Please don't think that I'm knocking farmers here because I'm certainly not, but a few years ago our daughter and some of friends did just that: agreed a cheapo deal with a farmer to camp in his field for two or three nights because it was a Bank Holiday and they had left it too late to book into a proper site anywhere. They were blissfully unaware that the field had been full of sheep until very recently, and never even thought about it when they began to itch and scratch later on in their break. The result was a visit to the Doctor for all the members of all three families when they returned because the girls had Scabies which they had picked up from sheep ticks in the grass. It was unpleasant for all concerned, believe me!
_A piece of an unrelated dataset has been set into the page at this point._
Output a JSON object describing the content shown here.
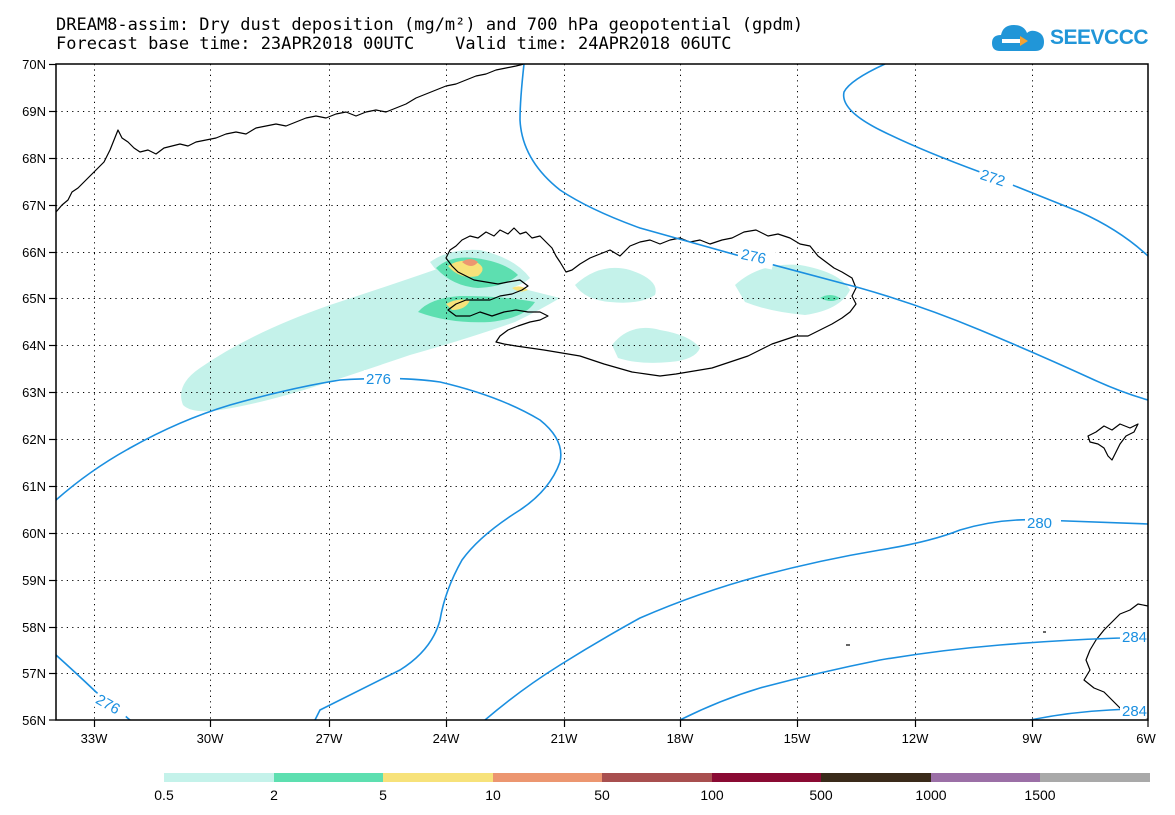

The point of all that is that for camping here in the UK you need to book your pitch on a proper campsite at busy times, absolutely not in just any old field, even if it's free and however nice it looks.
For cheap family camping holidays wherever they are you should really read "cheap camping or mobile home holidays", or search for homile home holidays alone as mobile homes are more often than not searched for under camping these days.
We in the UK seem to be in the forefront of the Tipi and Yurt camping holiday craze, ECO camping or Glamping as it is often called because of the luxurious accomodation which Yurts provide, and having stayed in a Yurt for a few days recently I can well agree with the Glamping tag which has been attached to it. Yurts sure are the bees knees when it comes down to tent camping and they are even warm in winter too, as they would be because the Mongolians used them in far, far colder climates than the UK many hundreds of years ago. Why not try a Yurt somewhere in the UK this year because it looks like the £ pound Sterling has some catching up to do before it will be cheap again in the EuroZone.